One explanation is that women are more comfortable with their sexuality and their bodies at older ages, so they let their guard down and go for theirs. Another reason is that older women are more interested in exploring fantasies and enjoying sex, even more casual sex, once they age past the increased risk of pregnancy. We’re also less likely to accept being sexually shamed or mistreated for wanting to have sex and taking the lead on having it. If you find yourself in any situation where you encounter sexist or archaic ideas about women and sex, run! The more in control you feel, the more likely you are to be active and enjoy the sex you have.

There’s nothing wrong with having sex for pleasure’s sake; I strongly encourage it! Keeping it light with someone you primarily want to have sex with isn’t wrong. It’s important, though, to be honest with yourself and your partners about your true intentions. These days, it seems more people are looking for casual connections and maybe that’s all you need right now, especially if you’re still moving past a divorce or end of a serious relationship.

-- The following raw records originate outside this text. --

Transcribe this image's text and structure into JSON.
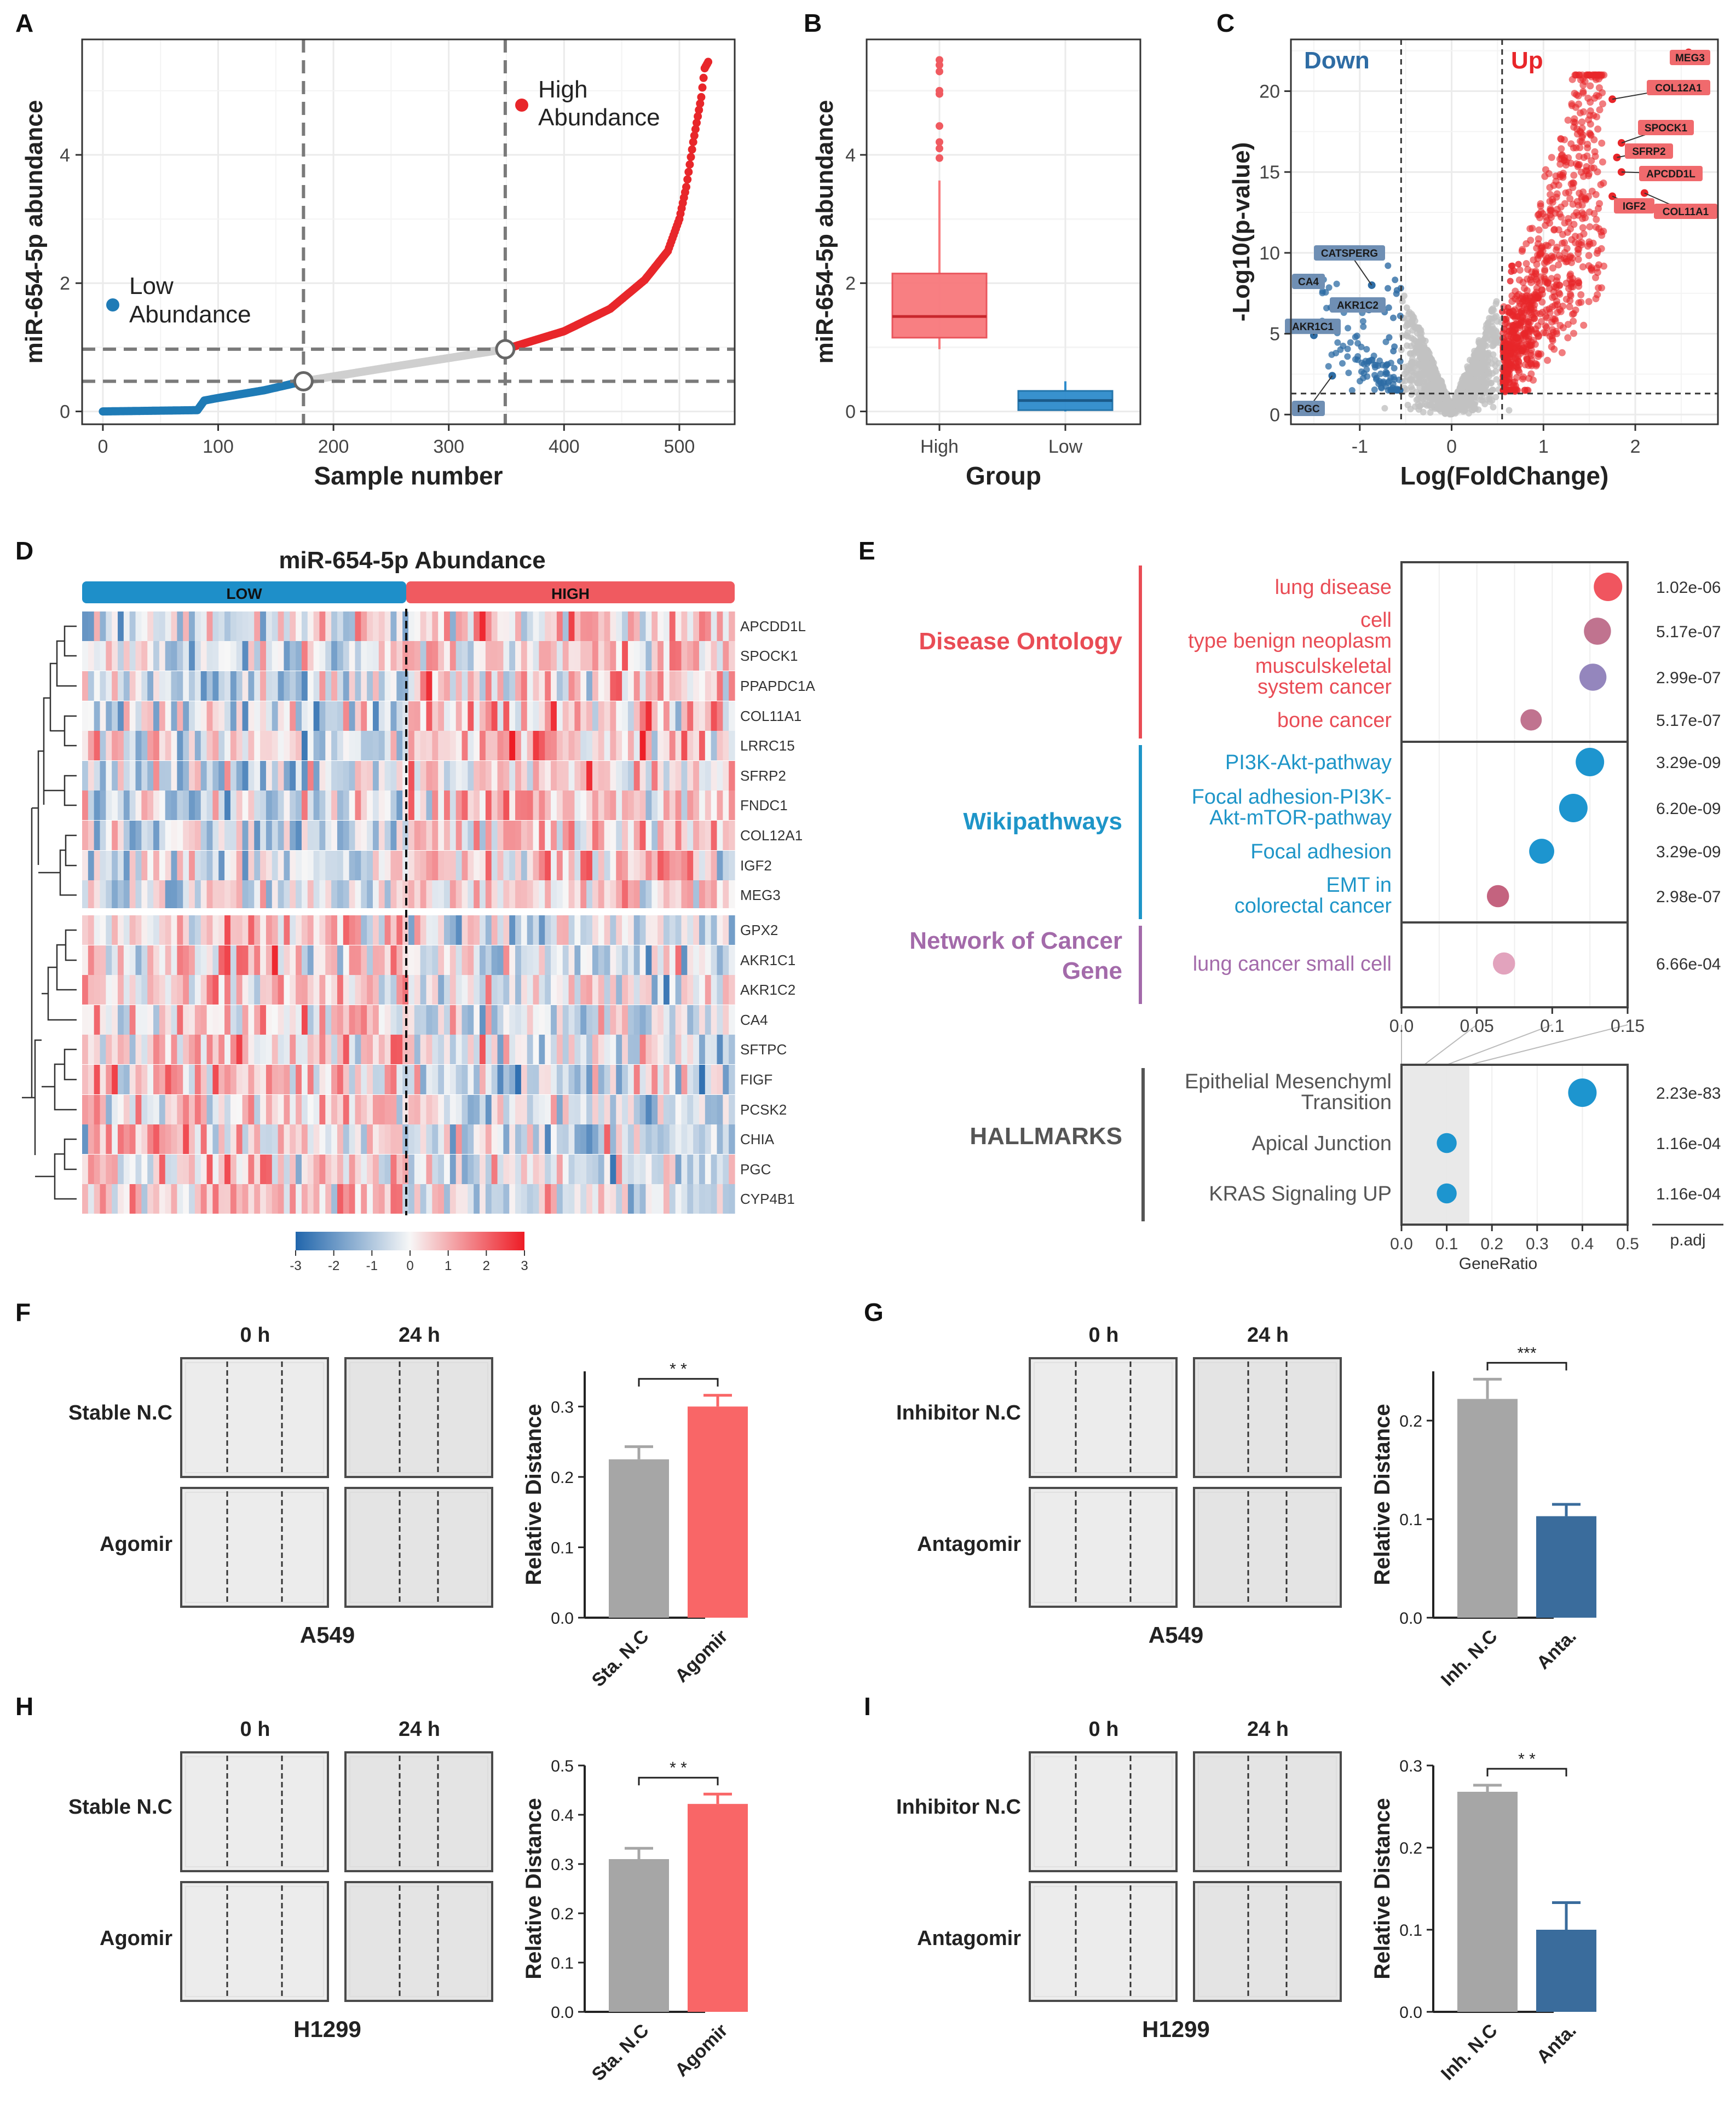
{
  "chart_data": [
    {
      "panel": "A",
      "type": "scatter",
      "xlabel": "Sample number",
      "ylabel": "miR-654-5p abundance",
      "xlim": [
        -18,
        548
      ],
      "ylim": [
        -0.2,
        5.8
      ],
      "xticks": [
        0,
        100,
        200,
        300,
        400,
        500
      ],
      "yticks": [
        0,
        2,
        4
      ],
      "thresholds": {
        "x_low": 174,
        "x_high": 349,
        "y_low": 0.47,
        "y_high": 0.97
      },
      "legend": [
        {
          "label_line1": "Low",
          "label_line2": "Abundance",
          "color": "#1f7bb6"
        },
        {
          "label_line1": "High",
          "label_line2": "Abundance",
          "color": "#e8262a"
        }
      ],
      "curve": [
        [
          0,
          0
        ],
        [
          82,
          0.02
        ],
        [
          88,
          0.17
        ],
        [
          100,
          0.21
        ],
        [
          140,
          0.33
        ],
        [
          174,
          0.47
        ],
        [
          260,
          0.72
        ],
        [
          349,
          0.97
        ],
        [
          400,
          1.25
        ],
        [
          440,
          1.6
        ],
        [
          470,
          2.05
        ],
        [
          490,
          2.5
        ],
        [
          500,
          3.0
        ],
        [
          506,
          3.5
        ],
        [
          512,
          4.2
        ],
        [
          516,
          4.6
        ],
        [
          519,
          4.9
        ],
        [
          522,
          5.35
        ],
        [
          525,
          5.45
        ]
      ],
      "sample_count": 525
    },
    {
      "panel": "B",
      "type": "box",
      "xlabel": "Group",
      "ylabel": "miR-654-5p abundance",
      "ylim": [
        -0.2,
        5.8
      ],
      "yticks": [
        0,
        2,
        4
      ],
      "categories": [
        "High",
        "Low"
      ],
      "boxes": [
        {
          "name": "High",
          "min": 0.97,
          "q1": 1.15,
          "median": 1.48,
          "q3": 2.15,
          "max": 3.6,
          "outliers": [
            3.95,
            4.1,
            4.2,
            4.45,
            4.95,
            5.0,
            5.3,
            5.4,
            5.48
          ],
          "color": "#f8797c"
        },
        {
          "name": "Low",
          "min": 0.0,
          "q1": 0.02,
          "median": 0.17,
          "q3": 0.32,
          "max": 0.47,
          "outliers": [],
          "color": "#2e8ccc"
        }
      ]
    },
    {
      "panel": "C",
      "type": "scatter",
      "subtype": "volcano",
      "xlabel": "Log(FoldChange)",
      "ylabel": "-Log10(p-value)",
      "xlim": [
        -1.75,
        2.9
      ],
      "ylim": [
        -0.6,
        23.2
      ],
      "xticks": [
        -1,
        0,
        1,
        2
      ],
      "yticks": [
        0,
        5,
        10,
        15,
        20
      ],
      "thresholds": {
        "fc_low": -0.55,
        "fc_high": 0.55,
        "p": 1.3
      },
      "region_labels": [
        {
          "text": "Down",
          "color": "#2e6ca4"
        },
        {
          "text": "Up",
          "color": "#e8262a"
        }
      ],
      "labeled_genes": [
        {
          "gene": "MEG3",
          "fc": 2.58,
          "p": 22.4,
          "group": "up"
        },
        {
          "gene": "COL12A1",
          "fc": 1.75,
          "p": 19.5,
          "group": "up"
        },
        {
          "gene": "SPOCK1",
          "fc": 1.85,
          "p": 16.8,
          "group": "up"
        },
        {
          "gene": "SFRP2",
          "fc": 1.8,
          "p": 15.9,
          "group": "up"
        },
        {
          "gene": "APCDD1L",
          "fc": 1.85,
          "p": 15.0,
          "group": "up"
        },
        {
          "gene": "IGF2",
          "fc": 1.75,
          "p": 13.5,
          "group": "up"
        },
        {
          "gene": "COL11A1",
          "fc": 2.1,
          "p": 13.7,
          "group": "up"
        },
        {
          "gene": "CATSPERG",
          "fc": -0.87,
          "p": 8.0,
          "group": "down"
        },
        {
          "gene": "CA4",
          "fc": -1.45,
          "p": 8.2,
          "group": "down"
        },
        {
          "gene": "AKR1C2",
          "fc": -0.9,
          "p": 6.5,
          "group": "down"
        },
        {
          "gene": "AKR1C1",
          "fc": -1.5,
          "p": 4.9,
          "group": "down"
        },
        {
          "gene": "PGC",
          "fc": -1.3,
          "p": 2.4,
          "group": "down"
        }
      ]
    },
    {
      "panel": "D",
      "type": "heatmap",
      "title": "miR-654-5p Abundance",
      "groups": [
        "LOW",
        "HIGH"
      ],
      "genes": [
        "APCDD1L",
        "SPOCK1",
        "PPAPDC1A",
        "COL11A1",
        "LRRC15",
        "SFRP2",
        "FNDC1",
        "COL12A1",
        "IGF2",
        "MEG3",
        "GPX2",
        "AKR1C1",
        "AKR1C2",
        "CA4",
        "SFTPC",
        "FIGF",
        "PCSK2",
        "CHIA",
        "PGC",
        "CYP4B1"
      ],
      "up_in_high": [
        "APCDD1L",
        "SPOCK1",
        "PPAPDC1A",
        "COL11A1",
        "LRRC15",
        "SFRP2",
        "FNDC1",
        "COL12A1",
        "IGF2",
        "MEG3"
      ],
      "colorbar_ticks": [
        "-3",
        "-2",
        "-1",
        "0",
        "1",
        "2",
        "3"
      ],
      "colorbar_range": [
        -3,
        3
      ]
    },
    {
      "panel": "E",
      "type": "scatter",
      "subtype": "dotplot",
      "xlabel": "GeneRatio",
      "padj_header": "p.adj",
      "axis_top": {
        "ticks": [
          "0.0",
          "0.05",
          "0.1",
          "0.15"
        ],
        "xlim": [
          0,
          0.15
        ]
      },
      "axis_bottom": {
        "ticks": [
          "0.0",
          "0.1",
          "0.2",
          "0.3",
          "0.4",
          "0.5"
        ],
        "xlim": [
          0,
          0.5
        ]
      },
      "sections": [
        {
          "name": "Disease Ontology",
          "color": "#e94c55",
          "terms": [
            {
              "line1": "lung disease",
              "line2": "",
              "ratio": 0.137,
              "padj": "1.02e-06",
              "dot": "#f0555f",
              "size": 1.0
            },
            {
              "line1": "cell",
              "line2": "type benign neoplasm",
              "ratio": 0.13,
              "padj": "5.17e-07",
              "dot": "#c0738f",
              "size": 0.95
            },
            {
              "line1": "musculskeletal",
              "line2": "system cancer",
              "ratio": 0.127,
              "padj": "2.99e-07",
              "dot": "#9486bd",
              "size": 0.95
            },
            {
              "line1": "bone cancer",
              "line2": "",
              "ratio": 0.086,
              "padj": "5.17e-07",
              "dot": "#c0738f",
              "size": 0.75
            }
          ]
        },
        {
          "name": "Wikipathways",
          "color": "#1e95c8",
          "terms": [
            {
              "line1": "PI3K-Akt-pathway",
              "line2": "",
              "ratio": 0.125,
              "padj": "3.29e-09",
              "dot": "#1d95cf",
              "size": 1.0
            },
            {
              "line1": "Focal adhesion-PI3K-",
              "line2": "Akt-mTOR-pathway",
              "ratio": 0.114,
              "padj": "6.20e-09",
              "dot": "#1d95cf",
              "size": 1.0
            },
            {
              "line1": "Focal adhesion",
              "line2": "",
              "ratio": 0.093,
              "padj": "3.29e-09",
              "dot": "#1d95cf",
              "size": 0.88
            },
            {
              "line1": "EMT in",
              "line2": "colorectal cancer",
              "ratio": 0.064,
              "padj": "2.98e-07",
              "dot": "#c4637f",
              "size": 0.78
            }
          ]
        },
        {
          "name_line1": "Network of Cancer",
          "name_line2": "Gene",
          "color": "#a36aaa",
          "terms": [
            {
              "line1": "lung cancer small cell",
              "line2": "",
              "ratio": 0.068,
              "padj": "6.66e-04",
              "dot": "#e2a3bd",
              "size": 0.78
            }
          ]
        },
        {
          "name": "HALLMARKS",
          "color": "#555555",
          "terms": [
            {
              "line1": "Epithelial Mesenchyml",
              "line2": "Transition",
              "ratio": 0.4,
              "padj": "2.23e-83",
              "dot": "#1d95cf",
              "size": 1.0
            },
            {
              "line1": "Apical Junction",
              "line2": "",
              "ratio": 0.1,
              "padj": "1.16e-04",
              "dot": "#1d95cf",
              "size": 0.7
            },
            {
              "line1": "KRAS Signaling UP",
              "line2": "",
              "ratio": 0.1,
              "padj": "1.16e-04",
              "dot": "#1d95cf",
              "size": 0.7
            }
          ]
        }
      ]
    },
    {
      "panel": "F",
      "type": "bar",
      "cell_line": "A549",
      "time_labels": [
        "0 h",
        "24 h"
      ],
      "row_labels": [
        "Stable N.C",
        "Agomir"
      ],
      "ylabel": "Relative Distance",
      "categories": [
        "Sta. N.C",
        "Agomir"
      ],
      "values": [
        0.225,
        0.3
      ],
      "errors": [
        0.018,
        0.016
      ],
      "ylim": [
        0,
        0.35
      ],
      "yticks": [
        "0.0",
        "0.1",
        "0.2",
        "0.3"
      ],
      "significance": "* *",
      "colors": [
        "#a6a6a6",
        "#f96667"
      ]
    },
    {
      "panel": "G",
      "type": "bar",
      "cell_line": "A549",
      "time_labels": [
        "0 h",
        "24 h"
      ],
      "row_labels": [
        "Inhibitor N.C",
        "Antagomir"
      ],
      "ylabel": "Relative Distance",
      "categories": [
        "Inh. N.C",
        "Anta."
      ],
      "values": [
        0.222,
        0.103
      ],
      "errors": [
        0.02,
        0.012
      ],
      "ylim": [
        0,
        0.25
      ],
      "yticks": [
        "0.0",
        "0.1",
        "0.2"
      ],
      "significance": "***",
      "colors": [
        "#a6a6a6",
        "#3a6c9c"
      ]
    },
    {
      "panel": "H",
      "type": "bar",
      "cell_line": "H1299",
      "time_labels": [
        "0 h",
        "24 h"
      ],
      "row_labels": [
        "Stable N.C",
        "Agomir"
      ],
      "ylabel": "Relative Distance",
      "categories": [
        "Sta. N.C",
        "Agomir"
      ],
      "values": [
        0.31,
        0.422
      ],
      "errors": [
        0.022,
        0.02
      ],
      "ylim": [
        0,
        0.5
      ],
      "yticks": [
        "0.0",
        "0.1",
        "0.2",
        "0.3",
        "0.4",
        "0.5"
      ],
      "significance": "* *",
      "colors": [
        "#a6a6a6",
        "#f96667"
      ]
    },
    {
      "panel": "I",
      "type": "bar",
      "cell_line": "H1299",
      "time_labels": [
        "0 h",
        "24 h"
      ],
      "row_labels": [
        "Inhibitor N.C",
        "Antagomir"
      ],
      "ylabel": "Relative Distance",
      "categories": [
        "Inh. N.C",
        "Anta."
      ],
      "values": [
        0.268,
        0.1
      ],
      "errors": [
        0.008,
        0.033
      ],
      "ylim": [
        0,
        0.3
      ],
      "yticks": [
        "0.0",
        "0.1",
        "0.2",
        "0.3"
      ],
      "significance": "* *",
      "colors": [
        "#a6a6a6",
        "#3a6c9c"
      ]
    }
  ]
}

Just make sure you’re not settling for terrible sex, that you’re honest with your partners about your wants and needs, and you’re assertive and enthusiastic about consent. Use protection, insist upon it. Beware of any person who hesitates or puts up a fight when you proactively introduce barrier protections or suggest getting tested for STDs/STIs. Challenge yourself to explore beyond your comfort zone to try things you were too afraid of or nervous about when you were younger.


Finally, change up the ways you go about meeting potential partners. If you’ve never tried online dating, there are several options for you. Gather up your best selfies, inject your humor, and show the fullness of your personality. People often assume women over 40 aren’t as energetic or interested in having fun, but that simply isn’t true. Put on that sexy new outfit, go out dancing, buy someone a drink at the bar, and live your best life.

See someone attractive on an app? Send the first message. Join your local 40-plus Meetup group and try some new activities. Don’t sit around waiting for the perfect person to find you on your couch watching Netflix; you may be older, but you’re not dead yet! Just make sure you let at least one friend know where you’re going and who you’re meeting up with; there are still some sketchy people out there and you don’t want to jeopardize your safety.

Turning 40 opened my eyes and changed my perspective on a lot of things. I’m taking the lessons I’ve learned from past relationships and prioritizing my wants and needs over those of others. You probably won’t meet the perfect person your first time out, but keep trying. It takes practice, so you might as well enjoy it while you’re figuring out what’s best for you in this new phase in your life.